Park and Whine

Many Bostonians view parking tickets as part of the routine expense of owning a car in the city, much like paying for insurance or excise tax. No matter how hard drivers try to be good, at some point they end up with the orange envelope staring up at them from the windshield.

1207834262Which is why reaction to Mayor Tom Menino’s plan to raise the fees on parking tickets has met with a lot of opposition.

Since the idea was Menino’s, you can assume that Howie Carr doesn’t approve. The Globe’s Kevin Cullen ran into hizzoner in the North End and found he’s feeling a little defensive about all the criticism.

He said raising the fines is long overdue. He said some, like parking in a fire lane, hadn’t been raised for 17 years. He said it’s his duty to pay the bills. “How else am I going to raise money?” the mayor asked.
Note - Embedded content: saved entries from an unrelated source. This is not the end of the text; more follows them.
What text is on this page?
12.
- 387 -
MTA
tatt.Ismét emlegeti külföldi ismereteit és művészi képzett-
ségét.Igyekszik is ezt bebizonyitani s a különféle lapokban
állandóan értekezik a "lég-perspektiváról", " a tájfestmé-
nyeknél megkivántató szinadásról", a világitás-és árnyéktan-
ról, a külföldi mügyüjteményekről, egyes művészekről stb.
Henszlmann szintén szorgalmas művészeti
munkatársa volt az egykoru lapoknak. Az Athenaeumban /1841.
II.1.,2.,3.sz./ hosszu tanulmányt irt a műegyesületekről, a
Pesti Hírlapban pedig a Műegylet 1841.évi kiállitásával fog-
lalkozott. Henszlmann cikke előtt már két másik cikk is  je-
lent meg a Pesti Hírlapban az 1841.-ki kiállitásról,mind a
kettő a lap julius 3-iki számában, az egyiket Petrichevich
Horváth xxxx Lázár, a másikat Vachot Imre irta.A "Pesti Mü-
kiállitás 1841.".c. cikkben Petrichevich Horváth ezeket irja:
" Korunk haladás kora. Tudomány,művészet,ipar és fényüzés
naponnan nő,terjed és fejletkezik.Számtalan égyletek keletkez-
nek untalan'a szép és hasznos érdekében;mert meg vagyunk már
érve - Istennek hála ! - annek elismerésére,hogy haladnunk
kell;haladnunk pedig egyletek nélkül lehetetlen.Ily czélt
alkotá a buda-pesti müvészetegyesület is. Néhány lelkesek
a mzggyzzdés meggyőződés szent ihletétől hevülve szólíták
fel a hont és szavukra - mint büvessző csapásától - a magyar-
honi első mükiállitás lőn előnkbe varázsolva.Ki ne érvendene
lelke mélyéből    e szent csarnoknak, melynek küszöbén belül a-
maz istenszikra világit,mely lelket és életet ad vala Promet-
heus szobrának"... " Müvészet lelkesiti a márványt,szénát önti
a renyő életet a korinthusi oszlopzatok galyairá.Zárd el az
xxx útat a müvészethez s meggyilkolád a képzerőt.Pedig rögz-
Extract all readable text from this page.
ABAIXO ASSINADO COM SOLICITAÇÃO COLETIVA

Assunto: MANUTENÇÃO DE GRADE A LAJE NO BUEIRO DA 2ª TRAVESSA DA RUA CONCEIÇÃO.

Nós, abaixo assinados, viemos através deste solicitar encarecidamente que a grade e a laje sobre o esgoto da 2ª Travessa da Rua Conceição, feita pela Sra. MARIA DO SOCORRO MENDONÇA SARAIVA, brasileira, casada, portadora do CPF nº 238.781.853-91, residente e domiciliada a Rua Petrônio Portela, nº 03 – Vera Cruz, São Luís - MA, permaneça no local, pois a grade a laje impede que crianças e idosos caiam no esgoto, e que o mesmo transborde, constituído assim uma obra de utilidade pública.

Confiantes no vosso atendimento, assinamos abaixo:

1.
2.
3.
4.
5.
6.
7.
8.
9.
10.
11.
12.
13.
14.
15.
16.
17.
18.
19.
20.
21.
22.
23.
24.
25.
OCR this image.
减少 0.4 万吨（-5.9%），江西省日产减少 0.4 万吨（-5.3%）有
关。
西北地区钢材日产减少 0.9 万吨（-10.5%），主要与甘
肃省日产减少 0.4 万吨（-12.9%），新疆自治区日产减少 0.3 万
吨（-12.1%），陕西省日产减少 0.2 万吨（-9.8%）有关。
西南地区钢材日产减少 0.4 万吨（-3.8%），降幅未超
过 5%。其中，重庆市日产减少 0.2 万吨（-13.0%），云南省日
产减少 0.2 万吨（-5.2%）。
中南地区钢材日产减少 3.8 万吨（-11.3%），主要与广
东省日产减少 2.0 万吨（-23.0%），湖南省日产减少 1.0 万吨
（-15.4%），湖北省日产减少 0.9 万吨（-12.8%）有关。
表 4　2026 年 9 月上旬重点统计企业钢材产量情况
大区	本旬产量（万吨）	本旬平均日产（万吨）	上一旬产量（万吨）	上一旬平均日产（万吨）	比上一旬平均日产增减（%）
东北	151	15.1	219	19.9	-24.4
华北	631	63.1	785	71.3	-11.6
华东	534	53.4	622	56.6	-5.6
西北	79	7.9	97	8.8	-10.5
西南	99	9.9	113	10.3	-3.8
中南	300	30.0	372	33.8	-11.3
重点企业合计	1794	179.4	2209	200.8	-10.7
. . .Pole dancing lessons, perhaps?

The Herald got the man-on-the-street perspective, most of which was negative. Business owners say suburbanites won’t come into Boston to shop, and working stiffs cite the increased fees as another burden during these tough economic times.

The Globe talked to some of the city councilors who will ultimately pass the budget and found them less opposed than the average resident.

“The bottom line is, if you don’t want to be affected by the rise in fines, don’t break the law,” [City Councilor Rob Consalvo] said. “You have an easy way to exempt yourself from this.”

It isn’t that black and white. A few months ago, the paper of record reported on the confusing signage on some of the city’s streets that can stick well-intentioned drivers with parking tickets. Parking spots are scarce. It’s fine to tell drivers to play by the rules, but you can’t make the game impossible to win.